NY AG: Internet Providers Spent Millions on 8.5 Million Fake Net Neutrality Comments

Internet providers spent millions of dollars to flood the Federal Communication Commission with fake comments supporting its net neutrality repeal, The New York Times reports.

New York Attorney General Letitia James said Thursday that internet companies used a group called Broadband for America to spend $4.2 million to fund about 8.5 million fake comments in 2017.

Broadband for America’s members include AT&T, Comcast, Charter, and others.

Almost all of the comments were signed by people who had not agreed to use their names on the comments, according to James.
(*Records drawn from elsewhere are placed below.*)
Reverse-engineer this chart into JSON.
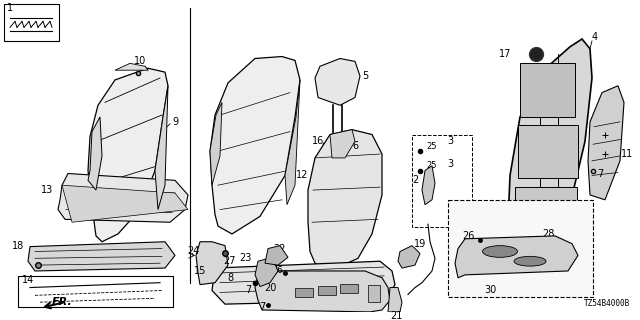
{
  "background_color": "#ffffff",
  "line_color": "#000000",
  "text_color": "#000000",
  "figsize": [
    6.4,
    3.2
  ],
  "dpi": 100,
  "diagram_ref": "TZ54B4000B"
}
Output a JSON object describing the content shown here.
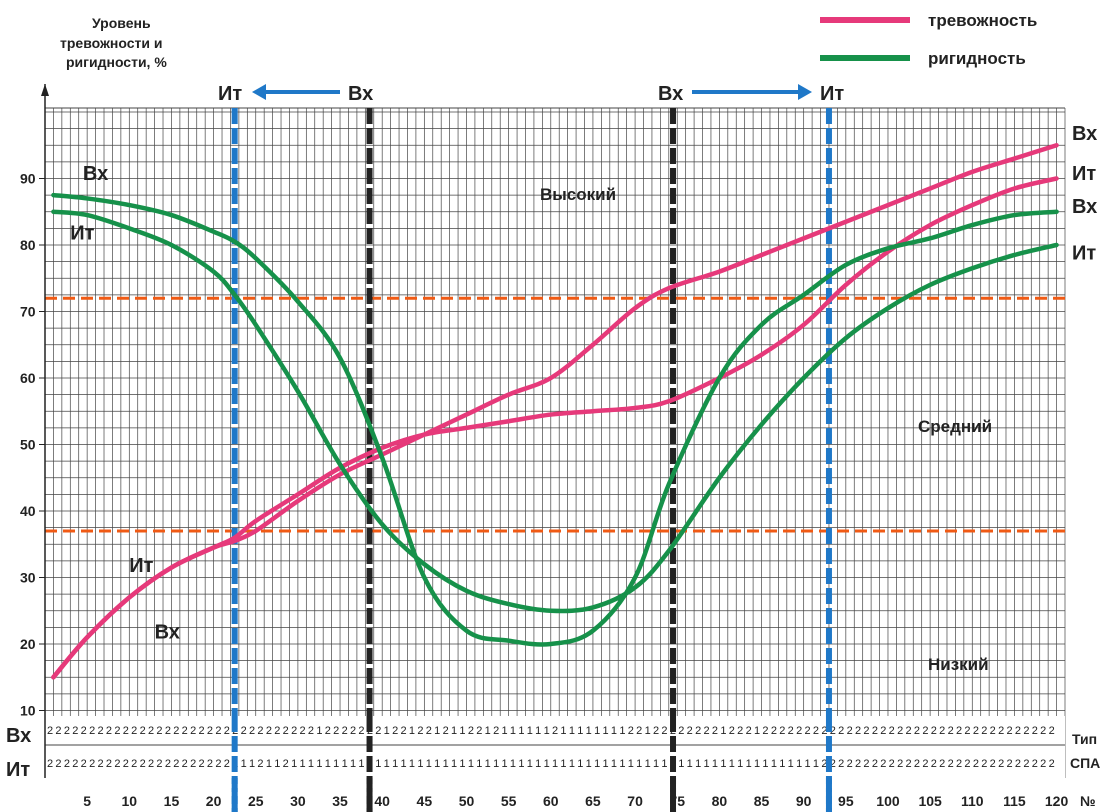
{
  "chart_data": {
    "type": "line",
    "ylabel": "Уровень тревожности и ригидности, %",
    "xlabel": "№",
    "x_ticks": [
      5,
      10,
      15,
      20,
      25,
      30,
      35,
      40,
      45,
      50,
      55,
      60,
      65,
      70,
      75,
      80,
      85,
      90,
      95,
      100,
      105,
      110,
      115,
      120
    ],
    "y_ticks": [
      10,
      20,
      30,
      40,
      50,
      60,
      70,
      80,
      90
    ],
    "xlim": [
      0,
      121
    ],
    "ylim": [
      0,
      100
    ],
    "thresholds": [
      {
        "value": 72,
        "color": "#f05a14"
      },
      {
        "value": 37,
        "color": "#f05a14"
      }
    ],
    "vlines": [
      {
        "x": 22.5,
        "color": "#1f78c8"
      },
      {
        "x": 38.5,
        "color": "#222222"
      },
      {
        "x": 74.5,
        "color": "#222222"
      },
      {
        "x": 93,
        "color": "#1f78c8"
      }
    ],
    "zone_labels": {
      "high": "Высокий",
      "mid": "Средний",
      "low": "Низкий"
    },
    "series": [
      {
        "name": "тревожность",
        "line_label": "Вх",
        "color": "#e6397a",
        "x": [
          1,
          5,
          10,
          15,
          20,
          22.5,
          25,
          30,
          35,
          40,
          45,
          50,
          55,
          60,
          65,
          70,
          74,
          80,
          85,
          90,
          95,
          100,
          105,
          110,
          115,
          120
        ],
        "y": [
          15,
          21,
          27,
          31.5,
          34.5,
          35.5,
          37,
          41.5,
          45.5,
          48.5,
          51.5,
          54.5,
          57.5,
          60,
          65,
          70.5,
          73.5,
          76,
          78.5,
          81,
          83.5,
          86,
          88.5,
          91,
          93,
          95
        ]
      },
      {
        "name": "тревожность",
        "line_label": "Ит",
        "color": "#e6397a",
        "x": [
          1,
          5,
          10,
          15,
          20,
          22.5,
          25,
          30,
          35,
          40,
          45,
          50,
          55,
          60,
          65,
          70,
          74,
          80,
          85,
          90,
          95,
          100,
          105,
          110,
          115,
          120
        ],
        "y": [
          15,
          21,
          27,
          31.5,
          34.5,
          36,
          38.5,
          42.5,
          46.5,
          49.5,
          51.5,
          52.5,
          53.5,
          54.5,
          55,
          55.5,
          56.5,
          60,
          63.5,
          68,
          74,
          79,
          83,
          86,
          88.5,
          90
        ]
      },
      {
        "name": "ригидность",
        "line_label": "Вх",
        "color": "#16914a",
        "x": [
          1,
          5,
          10,
          15,
          20,
          22.5,
          25,
          30,
          35,
          40,
          45,
          50,
          55,
          60,
          65,
          70,
          74,
          80,
          85,
          90,
          95,
          100,
          105,
          110,
          115,
          120
        ],
        "y": [
          87.5,
          87,
          86,
          84.5,
          82,
          80.5,
          78,
          71.5,
          63,
          48,
          30,
          22,
          20.5,
          20,
          22,
          30,
          44,
          60,
          68,
          72.5,
          77,
          79.5,
          81,
          83,
          84.5,
          85
        ]
      },
      {
        "name": "ригидность",
        "line_label": "Ит",
        "color": "#16914a",
        "x": [
          1,
          5,
          10,
          15,
          20,
          22.5,
          25,
          30,
          35,
          40,
          45,
          50,
          55,
          60,
          65,
          70,
          74,
          80,
          85,
          90,
          95,
          100,
          105,
          110,
          115,
          120
        ],
        "y": [
          85,
          84.5,
          82.5,
          80,
          76,
          72.5,
          68,
          58,
          47,
          38,
          32,
          28,
          26,
          25,
          25.5,
          28.5,
          34,
          45,
          53,
          60,
          66,
          70.5,
          74,
          76.5,
          78.5,
          80
        ]
      }
    ],
    "left_labels": [
      {
        "text": "Вх",
        "x": 4.5,
        "y": 91
      },
      {
        "text": "Ит",
        "x": 3,
        "y": 82
      },
      {
        "text": "Ит",
        "x": 10,
        "y": 32
      },
      {
        "text": "Вх",
        "x": 13,
        "y": 22
      }
    ],
    "right_labels": [
      {
        "text": "Вх",
        "y": 97
      },
      {
        "text": "Ит",
        "y": 91
      },
      {
        "text": "Вх",
        "y": 86
      },
      {
        "text": "Ит",
        "y": 79
      }
    ],
    "shift_markers": {
      "left": {
        "from": "Вх",
        "to": "Ит"
      },
      "right": {
        "from": "Вх",
        "to": "Ит"
      }
    },
    "spa_rows": {
      "row_labels": [
        "Вх",
        "Ит"
      ],
      "title_line1": "Тип",
      "title_line2": "СПА",
      "vx": [
        2,
        2,
        2,
        2,
        2,
        2,
        2,
        2,
        2,
        2,
        2,
        2,
        2,
        2,
        2,
        2,
        2,
        2,
        2,
        2,
        2,
        2,
        2,
        2,
        2,
        2,
        2,
        2,
        2,
        2,
        2,
        2,
        1,
        2,
        2,
        2,
        2,
        2,
        2,
        2,
        1,
        2,
        2,
        1,
        2,
        2,
        1,
        2,
        1,
        1,
        2,
        2,
        1,
        2,
        1,
        1,
        1,
        1,
        1,
        1,
        2,
        1,
        1,
        1,
        1,
        1,
        1,
        1,
        1,
        2,
        2,
        1,
        2,
        2,
        2,
        2,
        2,
        2,
        2,
        2,
        1,
        2,
        2,
        2,
        1,
        2,
        2,
        2,
        2,
        2,
        2,
        2,
        2,
        2,
        2,
        2,
        2,
        2,
        2,
        2,
        2,
        2,
        2,
        2,
        2,
        2,
        2,
        2,
        2,
        2,
        2,
        2,
        2,
        2,
        2,
        2,
        2,
        2,
        2,
        2
      ],
      "it": [
        2,
        2,
        2,
        2,
        2,
        2,
        2,
        2,
        2,
        2,
        2,
        2,
        2,
        2,
        2,
        2,
        2,
        2,
        2,
        2,
        2,
        2,
        1,
        1,
        1,
        2,
        1,
        1,
        2,
        1,
        1,
        1,
        1,
        1,
        1,
        1,
        1,
        1,
        2,
        1,
        1,
        1,
        1,
        1,
        1,
        1,
        1,
        1,
        1,
        1,
        1,
        1,
        1,
        1,
        1,
        1,
        1,
        1,
        1,
        1,
        1,
        1,
        1,
        1,
        1,
        1,
        1,
        1,
        1,
        1,
        1,
        1,
        1,
        1,
        1,
        1,
        1,
        1,
        1,
        1,
        1,
        1,
        1,
        1,
        1,
        1,
        1,
        1,
        1,
        1,
        1,
        1,
        2,
        2,
        2,
        2,
        2,
        2,
        2,
        2,
        2,
        2,
        2,
        2,
        2,
        2,
        2,
        2,
        2,
        2,
        2,
        2,
        2,
        2,
        2,
        2,
        2,
        2,
        2,
        2
      ]
    }
  }
}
Some of the names were obtained in earlier marketing efforts.

The FCC approved the repeal of net neutrality rules in 2017. Supporters of the repeal cited the large number of comments submitted to the agency backing the repeal.

Investigators said Broadband for America “commissioned and publicized a third-party study” on the number of comments and briefed the FCC on their findings.

“Significant red flags”:

James said Thursday that there is no evidence that Broadband for America was aware of the fraud but said that several “significant red flags” appeared “shortly after the campaign started, and continued for months yet still remained unheeded.”

“Instead of actually looking for real responses from the American people, marketing companies are luring vulnerable individuals to their websites with freebies, co-opting their identities and fabricating responses that giant corporations are then using to influence the policies and laws that govern our lives,” James said.

James’ office said that it had reached agreements with three lead generation services involved to disclose to individuals how their information is being used and to pay over $4 million in penalties.

Companies aimed to give FCC chief “cover”:

Then-FCC Commissioner Ajit Pai announced in April 2017 that the agency planned to repeal net neutrality rules. Broadband for America began paying lead generation services millions around the same time to generate comments to the FCC.

Investigators said the effort was intended to give Pai “cover” to repeal the rules.

In total, about 18 million of the 22 million comments sent to the FCC were fake. A 19-year-old student was responsible for more than 7.7 million of them.

“The public record should be a place for honest dialogue, but today’s report demonstrates how the record informing the F.C.C.’s net neutrality repeal was flooded with fraud,” Jessica Rosenworcel, the chairwoman of the activist group Fight for the Future, told the Times. “This was troubling at the time because even then the widespread problems with the record were apparent.”